19Quatrièmement, les catégories juridiques établies en Indochine, à l’instar sans doute de celles établies par les Néerlandais et les Anglais, ont créé des divisions raciales, politiques et culturelles. Ce qui provoqua en retour le désir de « nationaliser » certains groupes sociaux ou de les exclure. L’étude de ces catégories juridiques en particulier et des lois en général peut nous permettre d’approfondir notre compréhension de la construction des barrières sociales, des perceptions mutuelles et des mécanismes de la violence ethniques pendant la période coloniale. Tandis que l’idée nationale s’est rapidement propagée dans les esprits des colonisés, certains groupes privilégiés, comme les Chinois au Vietnam et en Malaisie, ou les Vietnamiens au Cambodge et au Laos, se sont retrouvés eux-mêmes extérieurs à la communauté nationale, et potentiellement à la merci de sa nationalisation.

20Cinquièmement, ces rapprochements intra-asiatiques, tant à l’intérieur qu’à l’extérieur, indiquent qu’il est peut-être temps de dépasser la dichotomie éculée au sein des études coloniales entre « colonisateurs » et « colonisés ». Pourtant, la plupart des études sur la période coloniale – et même les études culturelles post-coloniales et d’inspiration « saïdienne » –, restent focalisées sur cette opposition binaire, tout en étant étonnamment européocentriques au regard des sources comme des inspirations théoriques utilisées. À l’exception notable de l’école des « subaltern studies » d’origine indienne, un petit nombre seulement des nouvelles études post-coloniales s’intéressent aux liens noués entre les Asiatiques pendant la période coloniale. Ce serait pourtant dommage, à la fois sur un plan méthodologique et théorique, de passer à côté de ces liens entre colonisés dans la poursuite d’une compréhension plus poussée de l’Asie coloniale. La perspective de développer des structures analytiques sur des découpes horizontales le long des échanges entre colonisés eux-mêmes et non plus seulement verticales le long des relations colonisateurs-colonisés, qu’il ne faudrait pas perdre de vue pour autant, serait plus qu’excitante.

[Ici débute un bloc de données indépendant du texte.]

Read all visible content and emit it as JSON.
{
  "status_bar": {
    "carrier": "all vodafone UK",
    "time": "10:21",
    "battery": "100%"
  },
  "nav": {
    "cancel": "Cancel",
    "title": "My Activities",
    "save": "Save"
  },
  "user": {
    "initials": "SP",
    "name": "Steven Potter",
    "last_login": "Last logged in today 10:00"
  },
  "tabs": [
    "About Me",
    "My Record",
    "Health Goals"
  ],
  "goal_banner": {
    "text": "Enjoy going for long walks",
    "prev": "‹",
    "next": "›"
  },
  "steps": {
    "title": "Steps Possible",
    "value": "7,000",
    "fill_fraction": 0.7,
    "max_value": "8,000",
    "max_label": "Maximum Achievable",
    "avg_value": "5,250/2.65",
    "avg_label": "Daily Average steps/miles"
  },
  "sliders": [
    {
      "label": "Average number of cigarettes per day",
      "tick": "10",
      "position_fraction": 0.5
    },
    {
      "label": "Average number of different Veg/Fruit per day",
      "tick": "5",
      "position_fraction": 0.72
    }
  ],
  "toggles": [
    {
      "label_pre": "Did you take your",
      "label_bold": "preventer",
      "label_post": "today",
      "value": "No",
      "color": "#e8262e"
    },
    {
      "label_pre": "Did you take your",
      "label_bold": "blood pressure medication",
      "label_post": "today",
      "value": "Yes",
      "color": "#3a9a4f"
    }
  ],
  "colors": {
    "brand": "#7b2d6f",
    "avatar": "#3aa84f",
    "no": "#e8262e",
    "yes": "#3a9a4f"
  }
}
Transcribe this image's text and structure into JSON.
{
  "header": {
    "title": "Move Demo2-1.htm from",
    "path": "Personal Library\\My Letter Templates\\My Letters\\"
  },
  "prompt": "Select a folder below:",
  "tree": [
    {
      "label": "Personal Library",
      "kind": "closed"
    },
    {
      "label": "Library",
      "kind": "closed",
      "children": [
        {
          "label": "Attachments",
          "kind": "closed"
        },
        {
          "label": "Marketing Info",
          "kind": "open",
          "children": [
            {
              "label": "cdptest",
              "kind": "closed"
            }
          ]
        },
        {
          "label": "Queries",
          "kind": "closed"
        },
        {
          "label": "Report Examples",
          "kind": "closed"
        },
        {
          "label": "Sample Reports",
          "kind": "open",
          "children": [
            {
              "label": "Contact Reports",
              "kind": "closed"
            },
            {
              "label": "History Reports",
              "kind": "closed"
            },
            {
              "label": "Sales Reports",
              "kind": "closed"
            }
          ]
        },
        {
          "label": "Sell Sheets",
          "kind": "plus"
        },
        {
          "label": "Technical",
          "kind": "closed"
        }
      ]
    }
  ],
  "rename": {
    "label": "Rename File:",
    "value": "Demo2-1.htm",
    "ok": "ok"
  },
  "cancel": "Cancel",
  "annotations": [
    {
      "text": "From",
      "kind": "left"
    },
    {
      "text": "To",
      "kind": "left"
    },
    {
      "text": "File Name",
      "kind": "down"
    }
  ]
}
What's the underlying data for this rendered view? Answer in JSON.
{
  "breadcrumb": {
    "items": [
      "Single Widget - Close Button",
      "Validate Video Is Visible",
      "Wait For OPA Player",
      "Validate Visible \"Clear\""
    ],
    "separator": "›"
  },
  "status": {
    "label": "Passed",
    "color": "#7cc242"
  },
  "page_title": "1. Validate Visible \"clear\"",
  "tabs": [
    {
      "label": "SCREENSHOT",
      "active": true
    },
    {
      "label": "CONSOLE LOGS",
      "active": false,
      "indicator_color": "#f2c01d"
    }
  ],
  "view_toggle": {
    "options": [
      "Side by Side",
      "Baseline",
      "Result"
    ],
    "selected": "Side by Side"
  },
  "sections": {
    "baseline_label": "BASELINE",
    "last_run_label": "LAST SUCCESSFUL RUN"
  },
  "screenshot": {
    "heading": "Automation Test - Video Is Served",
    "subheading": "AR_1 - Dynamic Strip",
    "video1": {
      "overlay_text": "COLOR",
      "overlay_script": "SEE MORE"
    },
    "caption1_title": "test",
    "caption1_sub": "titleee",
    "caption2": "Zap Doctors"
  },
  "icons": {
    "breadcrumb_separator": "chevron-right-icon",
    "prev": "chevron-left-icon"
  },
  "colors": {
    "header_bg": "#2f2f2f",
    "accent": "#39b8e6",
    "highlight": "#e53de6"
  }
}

21Sur cette voie, une histoire coloniale et internationale future de l’Asie serait moins conflictuelle que croisée, au mieux une « histoire interconnectée », « a connected history » pour reprendre les termes de Sanjay Subrahmanyam employés à propos d’une histoire plus ancienne. Quoiqu’il en soit, pour mieux « voir » et pénétrer du regard la complexité de l’Asie colonisée, nous avons besoin de réviser notre approche de la question. Cet essai a seulement suggéré de nouveaux angles de vue sur un problème ancien.